The capacity could fuel the next cloud boom. Or, less cheerfully, leave companies paying for immense facilities if AI demand disappoints - a trillion-dollar coat purchased before anyone checked the weather. (Reuters)
Anthropic signs $10B deal with AI cloud startup Volta ↗
Anthropic reportedly agreed to purchase $10 billion in computing capacity from AI cloud startup Volta over six years. The deal would support a Norwegian data centre offering 133 megawatts of capacity.
Crypto-mining company Bitdeer is expected to help develop the facility, which will use Nvidia’s Vera Rubin systems. Anthropic is collecting compute partnerships like fridge magnets - except these magnets cost billions. (TechCrunch)
AI offers 'lifeline' for emerging economies, World Bank says ↗
The World Bank says AI could allow developing economies to compress a century of progress into a decade, provided they improve electricity, connectivity and digital skills. Smaller, locally adapted tools could support healthcare, education, agriculture and public services without requiring giant national models.
Its report estimates that 4.5% of jobs in low and middle-income countries are exposed to generative AI, compared with 14.2% in richer economies. Even so, the promise arrives with pointed warnings about inequality, misinformation and political repression - a lifeline with several knots tied into it. (Reuters)
FAQ
Why is the US government not safety-testing open-weight AI models?

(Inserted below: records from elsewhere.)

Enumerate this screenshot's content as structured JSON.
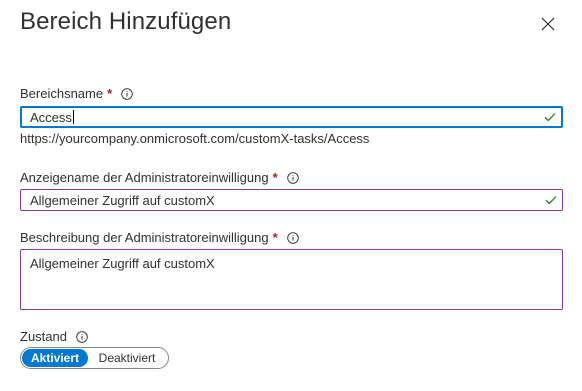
{
  "dialog": {
    "title": "Bereich Hinzufügen"
  },
  "fields": {
    "scope_name": {
      "label": "Bereichsname",
      "required_mark": "*",
      "value": "Access",
      "hint": "https://yourcompany.onmicrosoft.com/customX-tasks/Access"
    },
    "admin_display_name": {
      "label": "Anzeigename der Administratoreinwilligung",
      "required_mark": "*",
      "value": "Allgemeiner Zugriff auf customX"
    },
    "admin_description": {
      "label": "Beschreibung der Administratoreinwilligung",
      "required_mark": "*",
      "value": "Allgemeiner Zugriff auf customX"
    },
    "state": {
      "label": "Zustand",
      "options": [
        "Aktiviert",
        "Deaktiviert"
      ],
      "selected": "Aktiviert"
    }
  },
  "colors": {
    "accent": "#0078d4",
    "field_border": "#8a3a8f",
    "required": "#a4262c",
    "valid_check": "#107c10"
  },
  "icons": {
    "close": "close-icon",
    "info": "info-icon",
    "check": "check-icon"
  }
}
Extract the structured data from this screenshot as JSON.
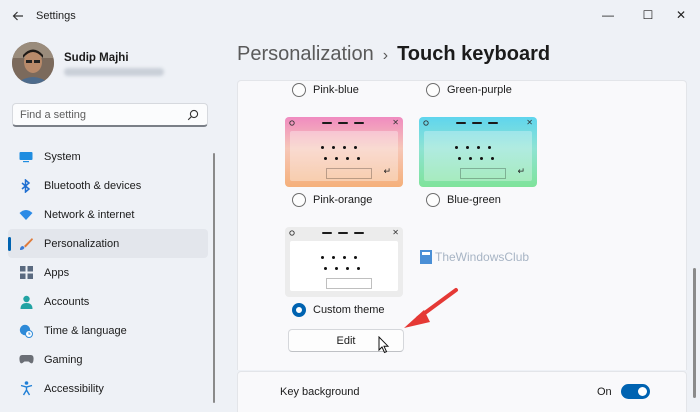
{
  "window": {
    "title": "Settings",
    "back_icon": "arrow-left-icon",
    "minimize_glyph": "—",
    "maximize_glyph": "☐",
    "close_glyph": "✕"
  },
  "user": {
    "name": "Sudip Majhi"
  },
  "search": {
    "placeholder": "Find a setting"
  },
  "sidebar": {
    "items": [
      {
        "label": "System",
        "icon": "monitor-icon",
        "active": false
      },
      {
        "label": "Bluetooth & devices",
        "icon": "bluetooth-icon",
        "active": false
      },
      {
        "label": "Network & internet",
        "icon": "wifi-icon",
        "active": false
      },
      {
        "label": "Personalization",
        "icon": "brush-icon",
        "active": true
      },
      {
        "label": "Apps",
        "icon": "apps-icon",
        "active": false
      },
      {
        "label": "Accounts",
        "icon": "person-icon",
        "active": false
      },
      {
        "label": "Time & language",
        "icon": "globe-clock-icon",
        "active": false
      },
      {
        "label": "Gaming",
        "icon": "gamepad-icon",
        "active": false
      },
      {
        "label": "Accessibility",
        "icon": "accessibility-icon",
        "active": false
      }
    ]
  },
  "breadcrumb": {
    "parent": "Personalization",
    "separator": "›",
    "current": "Touch keyboard"
  },
  "themes": [
    {
      "label": "Pink-blue",
      "selected": false
    },
    {
      "label": "Green-purple",
      "selected": false
    },
    {
      "label": "Pink-orange",
      "selected": false
    },
    {
      "label": "Blue-green",
      "selected": false
    },
    {
      "label": "Custom theme",
      "selected": true
    }
  ],
  "edit_label": "Edit",
  "watermark": "TheWindowsClub",
  "setting": {
    "label": "Key background",
    "state": "On",
    "enabled": true
  },
  "colors": {
    "accent": "#0063b1",
    "annotation_arrow": "#e53935"
  }
}
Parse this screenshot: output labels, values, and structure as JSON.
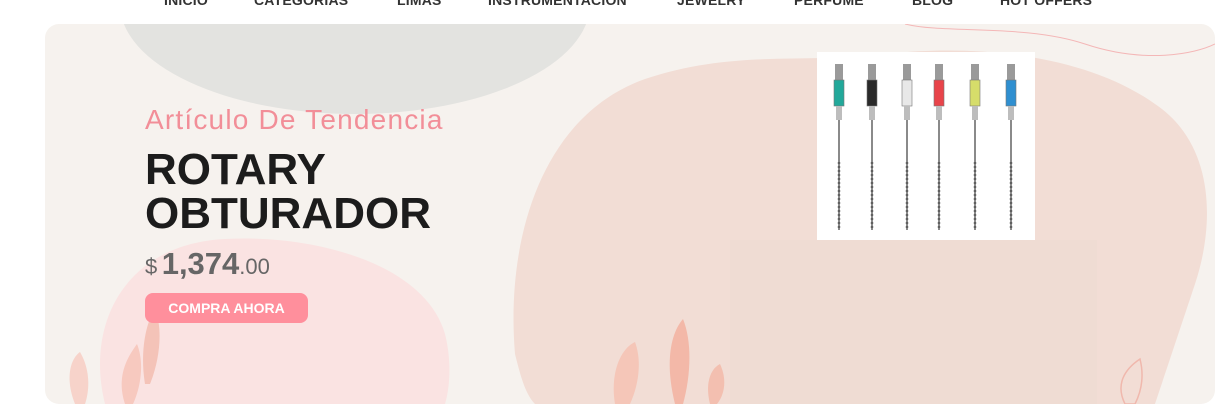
{
  "nav": {
    "items": [
      "INICIO",
      "CATEGORIAS",
      "LIMAS",
      "INSTRUMENTACIÓN",
      "JEWELRY",
      "PERFUME",
      "BLOG",
      "HOT OFFERS"
    ]
  },
  "hero": {
    "subtitle": "Artículo De Tendencia",
    "title": "ROTARY OBTURADOR",
    "price": {
      "currency": "$",
      "whole": "1,374",
      "cents": ".00"
    },
    "button_label": "COMPRA AHORA",
    "product_image": "rotary-files-image"
  },
  "colors": {
    "accent": "#ff8f9c",
    "subtitle": "#f28e98",
    "title": "#1c1c1c",
    "banner_bg": "#f6f2ee",
    "blob_peach": "#f2ddd5",
    "blob_grey": "#e3e3e0",
    "blob_pink": "#fae3e2"
  },
  "file_colors": [
    "#22a89a",
    "#2a2a2a",
    "#e8e8e8",
    "#e8444a",
    "#d6dd6a",
    "#2f8fd0"
  ]
}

According to the article, the Trump administration told leading AI companies that open-weight models would not be included in its government safety-testing framework. This places more responsibility on model developers, distributors and users, who may need to assess cyber, biological, misuse and deployment risks independently before releasing or adopting these systems.
Why are open-weight AI models harder to secure than closed models?
Open-weight AI models can be downloaded, modified and operated outside the original developer’s infrastructure. As a result, safeguards such as refusal training, classifiers and access controls may be weakened or removed. Closed models are usually delivered through controlled APIs, giving providers greater scope to monitor usage, restrict access and update protections after deployment.
How should organisations evaluate open-weight AI models before deployment?
A common approach is to test the model against realistic misuse scenarios, including offensive cyber tasks, dual-use biological requests and attempts to bypass safeguards. Organisations should also examine how the model will be hosted, who will be able to modify it and what monitoring systems are available. Higher-risk deployments typically require stricter access controls and sustained human oversight.
What is Samsung’s new AI memory technology designed to improve?
Samsung’s BV-NAND prototype uses more than 400 layers and a wafer-bonding design intended to increase memory density while improving read, write and input-output performance. The company also described vertically stacked zHBM memory positioned above AI accelerators. These designs are intended to address the capacity, energy and heat demands created by increasingly intensive AI workloads.
Why are Big Tech’s AI data-centre leases considered a financial risk?
Microsoft, Meta, Oracle, Amazon and Alphabet have reportedly committed about $1.09 trillion to leases that have not yet begun, much of it linked to AI data centres. The added capacity could support rapid growth in cloud and AI demand. However, the companies may still owe substantial payments if demand develops more slowly than expected or the infrastructure remains underused.
How could AI benefit emerging economies?
The World Bank argues that AI could help developing economies strengthen healthcare, education, agriculture and public services, particularly through smaller tools adapted to local needs. Those benefits depend on reliable electricity, internet access and digital skills. Governments must also manage risks such as inequality, misinformation and political repression as adoption expands.